SAUDADE O presidente se lembra com saudade dos jogadores que se foram: “Reinaldo era um menino humilde. Era titular, mas quando foi para o banco, aceitou calado, apoiou o time. Já o Gil era um cabeça de área excelente, jogava sério, com amor à camisa. Por fim, o Zinho era matador. Poderia colocar ele em qualquer circunstância que daria conta do recado. Era o coringa do time”.

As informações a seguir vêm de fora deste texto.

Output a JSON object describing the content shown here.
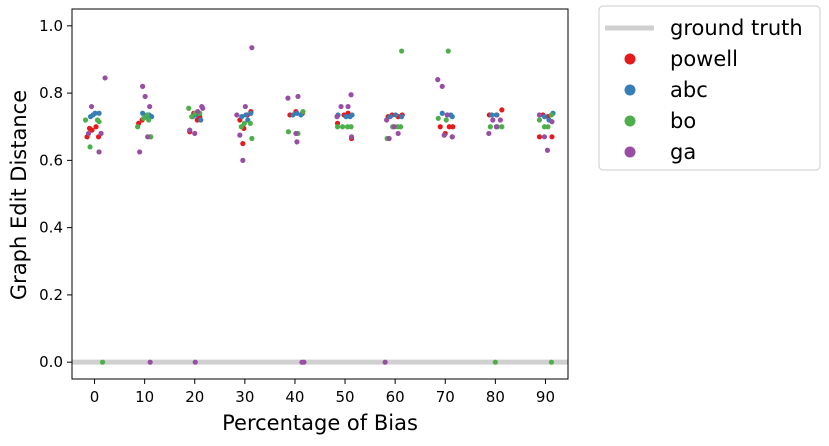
{
  "chart_data": {
    "type": "scatter",
    "title": "",
    "xlabel": "Percentage of Bias",
    "ylabel": "Graph Edit Distance",
    "xticks": [
      0,
      10,
      20,
      30,
      40,
      50,
      60,
      70,
      80,
      90
    ],
    "yticks": [
      0.0,
      0.2,
      0.4,
      0.6,
      0.8,
      1.0
    ],
    "xlim": [
      -4.5,
      94.5
    ],
    "ylim": [
      -0.05,
      1.05
    ],
    "grid": false,
    "legend_position": "outside-top-right",
    "ground_truth": {
      "name": "ground truth",
      "value": 0.0,
      "color": "#d0d0d0"
    },
    "series": [
      {
        "name": "powell",
        "color": "#e41a1c",
        "points": [
          [
            -1.5,
            0.67
          ],
          [
            -0.5,
            0.69
          ],
          [
            0.8,
            0.67
          ],
          [
            0.3,
            0.7
          ],
          [
            -1.0,
            0.695
          ],
          [
            8.8,
            0.71
          ],
          [
            9.5,
            0.72
          ],
          [
            10.5,
            0.735
          ],
          [
            11.2,
            0.67
          ],
          [
            19.0,
            0.685
          ],
          [
            19.8,
            0.74
          ],
          [
            20.5,
            0.72
          ],
          [
            21.0,
            0.73
          ],
          [
            29.0,
            0.72
          ],
          [
            29.6,
            0.65
          ],
          [
            30.5,
            0.735
          ],
          [
            31.2,
            0.745
          ],
          [
            29.8,
            0.695
          ],
          [
            39.0,
            0.735
          ],
          [
            40.2,
            0.745
          ],
          [
            41.5,
            0.74
          ],
          [
            48.5,
            0.71
          ],
          [
            49.8,
            0.735
          ],
          [
            51.3,
            0.665
          ],
          [
            50.6,
            0.74
          ],
          [
            58.6,
            0.73
          ],
          [
            59.4,
            0.735
          ],
          [
            60.6,
            0.73
          ],
          [
            61.4,
            0.735
          ],
          [
            69.0,
            0.7
          ],
          [
            70.0,
            0.68
          ],
          [
            70.8,
            0.7
          ],
          [
            71.5,
            0.7
          ],
          [
            78.8,
            0.735
          ],
          [
            80.3,
            0.735
          ],
          [
            81.3,
            0.75
          ],
          [
            88.8,
            0.67
          ],
          [
            89.5,
            0.735
          ],
          [
            90.5,
            0.73
          ],
          [
            91.3,
            0.67
          ]
        ]
      },
      {
        "name": "abc",
        "color": "#377eb8",
        "points": [
          [
            -0.8,
            0.73
          ],
          [
            0.1,
            0.74
          ],
          [
            0.9,
            0.74
          ],
          [
            -0.3,
            0.735
          ],
          [
            9.6,
            0.74
          ],
          [
            10.3,
            0.73
          ],
          [
            10.9,
            0.735
          ],
          [
            11.4,
            0.73
          ],
          [
            19.6,
            0.73
          ],
          [
            20.3,
            0.735
          ],
          [
            21.2,
            0.72
          ],
          [
            29.4,
            0.73
          ],
          [
            30.2,
            0.735
          ],
          [
            31.2,
            0.74
          ],
          [
            30.6,
            0.72
          ],
          [
            39.6,
            0.735
          ],
          [
            40.4,
            0.74
          ],
          [
            41.2,
            0.735
          ],
          [
            48.6,
            0.735
          ],
          [
            50.2,
            0.73
          ],
          [
            51.4,
            0.735
          ],
          [
            51.0,
            0.73
          ],
          [
            59.0,
            0.73
          ],
          [
            60.1,
            0.735
          ],
          [
            61.3,
            0.73
          ],
          [
            69.4,
            0.74
          ],
          [
            70.4,
            0.735
          ],
          [
            71.1,
            0.735
          ],
          [
            71.4,
            0.73
          ],
          [
            79.3,
            0.735
          ],
          [
            80.2,
            0.735
          ],
          [
            89.8,
            0.73
          ],
          [
            90.7,
            0.72
          ],
          [
            91.5,
            0.74
          ]
        ]
      },
      {
        "name": "bo",
        "color": "#4daf4a",
        "points": [
          [
            -1.8,
            0.72
          ],
          [
            -0.9,
            0.64
          ],
          [
            0.6,
            0.72
          ],
          [
            0.9,
            0.715
          ],
          [
            1.6,
            0.0
          ],
          [
            8.6,
            0.7
          ],
          [
            9.8,
            0.725
          ],
          [
            10.5,
            0.735
          ],
          [
            10.8,
            0.72
          ],
          [
            11.2,
            0.67
          ],
          [
            18.8,
            0.755
          ],
          [
            19.4,
            0.73
          ],
          [
            20.1,
            0.74
          ],
          [
            21.0,
            0.74
          ],
          [
            29.3,
            0.7
          ],
          [
            29.9,
            0.71
          ],
          [
            31.1,
            0.71
          ],
          [
            31.4,
            0.665
          ],
          [
            38.7,
            0.685
          ],
          [
            40.6,
            0.68
          ],
          [
            41.6,
            0.745
          ],
          [
            48.5,
            0.7
          ],
          [
            49.5,
            0.7
          ],
          [
            50.5,
            0.7
          ],
          [
            51.2,
            0.7
          ],
          [
            58.4,
            0.665
          ],
          [
            59.5,
            0.7
          ],
          [
            60.5,
            0.7
          ],
          [
            61.1,
            0.7
          ],
          [
            61.3,
            0.925
          ],
          [
            68.6,
            0.725
          ],
          [
            70.2,
            0.72
          ],
          [
            71.4,
            0.67
          ],
          [
            70.6,
            0.925
          ],
          [
            79.0,
            0.7
          ],
          [
            80.4,
            0.7
          ],
          [
            81.3,
            0.7
          ],
          [
            80.0,
            0.0
          ],
          [
            88.8,
            0.72
          ],
          [
            89.8,
            0.7
          ],
          [
            90.5,
            0.7
          ],
          [
            91.2,
            0.735
          ],
          [
            91.2,
            0.0
          ]
        ]
      },
      {
        "name": "ga",
        "color": "#984ea3",
        "points": [
          [
            -1.2,
            0.68
          ],
          [
            -0.6,
            0.76
          ],
          [
            0.9,
            0.625
          ],
          [
            1.3,
            0.68
          ],
          [
            2.1,
            0.845
          ],
          [
            9.0,
            0.625
          ],
          [
            9.6,
            0.82
          ],
          [
            10.1,
            0.79
          ],
          [
            11.0,
            0.76
          ],
          [
            10.6,
            0.67
          ],
          [
            11.1,
            0.0
          ],
          [
            19.0,
            0.69
          ],
          [
            20.0,
            0.68
          ],
          [
            20.6,
            0.745
          ],
          [
            21.4,
            0.76
          ],
          [
            21.6,
            0.755
          ],
          [
            20.1,
            0.0
          ],
          [
            28.4,
            0.735
          ],
          [
            29.0,
            0.675
          ],
          [
            29.6,
            0.6
          ],
          [
            30.1,
            0.76
          ],
          [
            31.4,
            0.935
          ],
          [
            38.6,
            0.785
          ],
          [
            40.2,
            0.68
          ],
          [
            40.6,
            0.79
          ],
          [
            40.4,
            0.655
          ],
          [
            41.4,
            0.0
          ],
          [
            41.8,
            0.0
          ],
          [
            48.4,
            0.73
          ],
          [
            49.2,
            0.76
          ],
          [
            50.6,
            0.76
          ],
          [
            51.2,
            0.795
          ],
          [
            51.3,
            0.67
          ],
          [
            58.3,
            0.72
          ],
          [
            58.8,
            0.665
          ],
          [
            59.8,
            0.7
          ],
          [
            60.6,
            0.68
          ],
          [
            58.0,
            0.0
          ],
          [
            68.5,
            0.84
          ],
          [
            69.4,
            0.82
          ],
          [
            69.8,
            0.675
          ],
          [
            70.4,
            0.735
          ],
          [
            71.4,
            0.67
          ],
          [
            78.7,
            0.68
          ],
          [
            79.5,
            0.72
          ],
          [
            80.2,
            0.7
          ],
          [
            81.0,
            0.72
          ],
          [
            88.8,
            0.735
          ],
          [
            89.8,
            0.67
          ],
          [
            90.4,
            0.63
          ],
          [
            91.3,
            0.715
          ]
        ]
      }
    ]
  }
}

A morte dos três companheiros foi uma catástrofe para o zagueiro Buiú, de 32, que também vivia a expectativa de disputar a elite de Brumadinho. Segundo ele, a tragédia jogou na lama o objetivo construído em muitos anos: “Joguei minha vida toda aqui. O sentimento é de impotência, porque não temos o que fazer. A gente sonha, é uma diversão. Todos nós trabalhamos, temos nossa profissão, mas, nos fins de semana, era uma diversão séria. São muitas pessoas que saíam de suas casas para assistir ao nosso time jogar. Conseguimos chegar à Primeira Divisão e todos estavam alegres. Mas três companheiros se foram e o sonho fica travado”.


Uma amante do futebol

A comunidade do Córrego do Feijão a chamava de Doutora Sirlei. Advogada, professora, secretária municipal de Desenvolvimento Social de Brumadinho e apaixonada por futebol, Sirlei de Brito Ribeiro, de 48 anos, foi uma das maiores incentivadoras do Novo Ideal, do Córrego do Feijão. Graças à amizade com empresários de Brumadinho, ela, que morava num sítio na comunidade, levava o patrocínio à equipe da comunidade e garantia recursos para a disputa dos campeonatos.

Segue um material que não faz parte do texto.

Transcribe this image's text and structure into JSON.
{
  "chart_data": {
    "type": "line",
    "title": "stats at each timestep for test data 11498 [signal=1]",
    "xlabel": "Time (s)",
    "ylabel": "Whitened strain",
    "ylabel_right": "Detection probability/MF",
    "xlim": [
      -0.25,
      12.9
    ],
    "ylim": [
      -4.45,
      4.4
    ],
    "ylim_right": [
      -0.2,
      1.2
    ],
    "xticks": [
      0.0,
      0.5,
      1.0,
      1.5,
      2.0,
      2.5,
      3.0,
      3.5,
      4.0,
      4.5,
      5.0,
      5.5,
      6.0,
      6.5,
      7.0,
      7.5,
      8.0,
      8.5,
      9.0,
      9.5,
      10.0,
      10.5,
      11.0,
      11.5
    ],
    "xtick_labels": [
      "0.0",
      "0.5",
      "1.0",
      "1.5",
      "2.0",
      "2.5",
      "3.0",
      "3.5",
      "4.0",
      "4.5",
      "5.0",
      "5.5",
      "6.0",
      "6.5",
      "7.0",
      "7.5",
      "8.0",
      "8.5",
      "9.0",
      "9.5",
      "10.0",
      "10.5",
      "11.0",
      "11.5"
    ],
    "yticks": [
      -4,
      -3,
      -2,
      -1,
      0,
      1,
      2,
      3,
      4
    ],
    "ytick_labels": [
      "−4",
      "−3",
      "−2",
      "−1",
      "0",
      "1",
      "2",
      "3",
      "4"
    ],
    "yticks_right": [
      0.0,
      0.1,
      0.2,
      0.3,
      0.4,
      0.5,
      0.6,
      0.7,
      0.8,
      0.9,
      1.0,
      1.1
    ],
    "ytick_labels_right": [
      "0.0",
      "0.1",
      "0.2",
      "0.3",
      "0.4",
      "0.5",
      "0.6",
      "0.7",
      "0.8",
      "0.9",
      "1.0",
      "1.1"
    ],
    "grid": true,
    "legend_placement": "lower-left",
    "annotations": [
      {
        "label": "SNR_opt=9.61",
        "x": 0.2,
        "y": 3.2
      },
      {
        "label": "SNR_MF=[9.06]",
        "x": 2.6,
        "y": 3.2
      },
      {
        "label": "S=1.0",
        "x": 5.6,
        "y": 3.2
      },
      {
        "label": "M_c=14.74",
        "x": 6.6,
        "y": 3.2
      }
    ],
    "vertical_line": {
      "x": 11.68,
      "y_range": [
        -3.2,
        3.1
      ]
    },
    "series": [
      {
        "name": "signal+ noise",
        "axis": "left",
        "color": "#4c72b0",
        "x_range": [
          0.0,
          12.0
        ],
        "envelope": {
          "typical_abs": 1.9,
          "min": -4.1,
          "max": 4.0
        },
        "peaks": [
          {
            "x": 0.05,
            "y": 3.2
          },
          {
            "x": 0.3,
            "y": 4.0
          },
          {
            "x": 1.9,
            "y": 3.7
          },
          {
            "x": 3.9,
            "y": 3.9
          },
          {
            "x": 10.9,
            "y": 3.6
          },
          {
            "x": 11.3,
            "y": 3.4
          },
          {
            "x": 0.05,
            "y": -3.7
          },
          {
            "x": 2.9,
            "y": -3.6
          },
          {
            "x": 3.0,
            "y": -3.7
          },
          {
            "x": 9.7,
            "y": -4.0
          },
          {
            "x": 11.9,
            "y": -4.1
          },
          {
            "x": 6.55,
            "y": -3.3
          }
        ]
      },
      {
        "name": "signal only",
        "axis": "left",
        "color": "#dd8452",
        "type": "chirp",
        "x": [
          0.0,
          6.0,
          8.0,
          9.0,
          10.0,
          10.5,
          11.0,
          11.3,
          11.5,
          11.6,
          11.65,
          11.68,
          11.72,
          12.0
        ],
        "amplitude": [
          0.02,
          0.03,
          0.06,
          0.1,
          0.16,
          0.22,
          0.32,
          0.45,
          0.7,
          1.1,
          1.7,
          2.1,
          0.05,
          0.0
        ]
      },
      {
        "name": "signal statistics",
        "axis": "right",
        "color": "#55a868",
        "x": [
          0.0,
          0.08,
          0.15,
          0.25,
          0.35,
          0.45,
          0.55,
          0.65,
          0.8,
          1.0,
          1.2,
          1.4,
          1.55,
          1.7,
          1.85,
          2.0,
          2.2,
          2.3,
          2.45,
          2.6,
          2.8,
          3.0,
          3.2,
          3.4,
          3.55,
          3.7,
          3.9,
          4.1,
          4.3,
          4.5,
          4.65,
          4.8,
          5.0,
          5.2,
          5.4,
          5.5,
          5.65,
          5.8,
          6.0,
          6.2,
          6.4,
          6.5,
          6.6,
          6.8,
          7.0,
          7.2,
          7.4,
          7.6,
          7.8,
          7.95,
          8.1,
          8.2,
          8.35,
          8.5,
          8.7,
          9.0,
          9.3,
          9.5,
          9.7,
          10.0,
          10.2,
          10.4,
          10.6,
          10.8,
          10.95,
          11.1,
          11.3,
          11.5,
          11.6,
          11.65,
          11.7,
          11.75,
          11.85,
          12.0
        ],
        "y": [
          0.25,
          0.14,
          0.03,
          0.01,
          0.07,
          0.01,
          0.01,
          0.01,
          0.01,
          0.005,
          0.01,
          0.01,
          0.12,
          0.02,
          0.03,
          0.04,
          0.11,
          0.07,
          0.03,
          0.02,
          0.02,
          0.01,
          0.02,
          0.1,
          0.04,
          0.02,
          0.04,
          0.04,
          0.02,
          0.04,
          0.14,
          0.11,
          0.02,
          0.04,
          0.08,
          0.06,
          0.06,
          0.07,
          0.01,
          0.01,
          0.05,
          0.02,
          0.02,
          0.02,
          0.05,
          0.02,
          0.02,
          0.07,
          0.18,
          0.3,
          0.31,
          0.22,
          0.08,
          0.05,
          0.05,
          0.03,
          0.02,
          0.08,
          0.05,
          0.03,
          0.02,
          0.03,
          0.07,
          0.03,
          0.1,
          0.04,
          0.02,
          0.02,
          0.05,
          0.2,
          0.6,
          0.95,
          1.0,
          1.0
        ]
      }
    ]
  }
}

Sepultada em 30 de janeiro, Sirlei estava em casa no momento do rompimento da barragem. Pessoas próximas contam que ela morreu abraçada com a cadela de estimação. A advogada já estava consolidando uma parceria para o Novo Ideal em 2019 que garantiria R$ 20 mil ao clube. De acordo com Vicente Antunes, a advogada era presença certa nas partidas da equipe aos domingos. “Estava sempre nos ajudando. E nas festas da comunidade, ela nos doava as mercadorias para vendermos e então conseguir recursos para o time. Sem ela, agora tudo ficou complicado”.

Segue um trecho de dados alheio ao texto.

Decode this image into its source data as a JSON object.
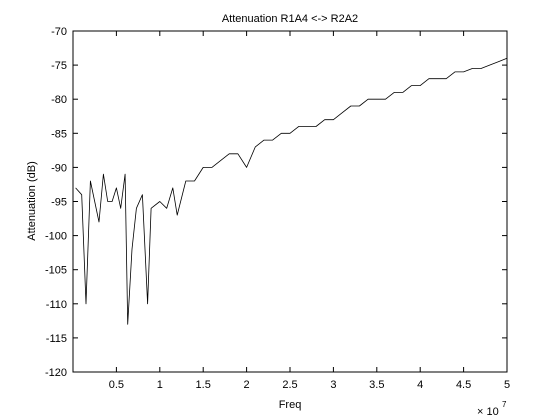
{
  "chart_data": {
    "type": "line",
    "title": "Attenuation R1A4 <-> R2A2",
    "xlabel": "Freq",
    "ylabel": "Attenuation (dB)",
    "x_multiplier_base": "× 10",
    "x_multiplier_exp": "7",
    "xlim": [
      0,
      50000000
    ],
    "ylim": [
      -120,
      -70
    ],
    "xticks": [
      5000000,
      10000000,
      15000000,
      20000000,
      25000000,
      30000000,
      35000000,
      40000000,
      45000000,
      50000000
    ],
    "xtick_labels": [
      "0.5",
      "1",
      "1.5",
      "2",
      "2.5",
      "3",
      "3.5",
      "4",
      "4.5",
      "5"
    ],
    "yticks": [
      -120,
      -115,
      -110,
      -105,
      -100,
      -95,
      -90,
      -85,
      -80,
      -75,
      -70
    ],
    "ytick_labels": [
      "-120",
      "-115",
      "-110",
      "-105",
      "-100",
      "-95",
      "-90",
      "-85",
      "-80",
      "-75",
      "-70"
    ],
    "grid": false,
    "line_color": "#000000",
    "series": [
      {
        "x": [
          300000,
          1000000,
          1500000,
          2000000,
          2500000,
          3000000,
          3500000,
          4000000,
          4500000,
          5000000,
          5500000,
          6000000,
          6300000,
          6800000,
          7300000,
          8000000,
          8600000,
          9000000,
          10000000,
          10800000,
          11500000,
          12000000,
          13000000,
          14000000,
          15000000,
          16000000,
          17000000,
          18000000,
          19000000,
          20000000,
          21000000,
          22000000,
          23000000,
          24000000,
          25000000,
          26000000,
          27000000,
          28000000,
          29000000,
          30000000,
          31000000,
          32000000,
          33000000,
          34000000,
          35000000,
          36000000,
          37000000,
          38000000,
          39000000,
          40000000,
          41000000,
          42000000,
          43000000,
          44000000,
          45000000,
          46000000,
          47000000,
          48000000,
          49000000,
          50000000
        ],
        "y": [
          -93,
          -94,
          -110,
          -92,
          -95,
          -98,
          -91,
          -95,
          -95,
          -93,
          -96,
          -91,
          -113,
          -102,
          -96,
          -94,
          -110,
          -96,
          -95,
          -96,
          -93,
          -97,
          -92,
          -92,
          -90,
          -90,
          -89,
          -88,
          -88,
          -90,
          -87,
          -86,
          -86,
          -85,
          -85,
          -84,
          -84,
          -84,
          -83,
          -83,
          -82,
          -81,
          -81,
          -80,
          -80,
          -80,
          -79,
          -79,
          -78,
          -78,
          -77,
          -77,
          -77,
          -76,
          -76,
          -75.5,
          -75.5,
          -75,
          -74.5,
          -74
        ]
      }
    ]
  }
}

O envolvimento da advogada com o futebol era tão grande que ela contribuía com os campeonatos locais de outra forma: como presidente do Tribunal de Justiça Desportiva de Brumadinho, julgava os casos de indisciplina e eventuais problemas com os jogadores e equipes nas competições. Mesmo ajudando o Novo Ideal, nenhum clube questionava suas decisões arbitrais no futebol local.
O secretário de Esportes de Brumadinho, Vanílson Porfírio, lamenta a perda de Sirlei e entende que o futebol local ficou pobre: “Tivemos uma reunião com ela três dias antes. A Sirlei estava ajustando parceiros para ajudar o Novo Ideal. Quando você acorda, parece um pesadelo. Não dá para acreditar em uma fatalidade. E ela era tão ligada na área de esportes. Vai nos custar para apagar tamanha tristeza”.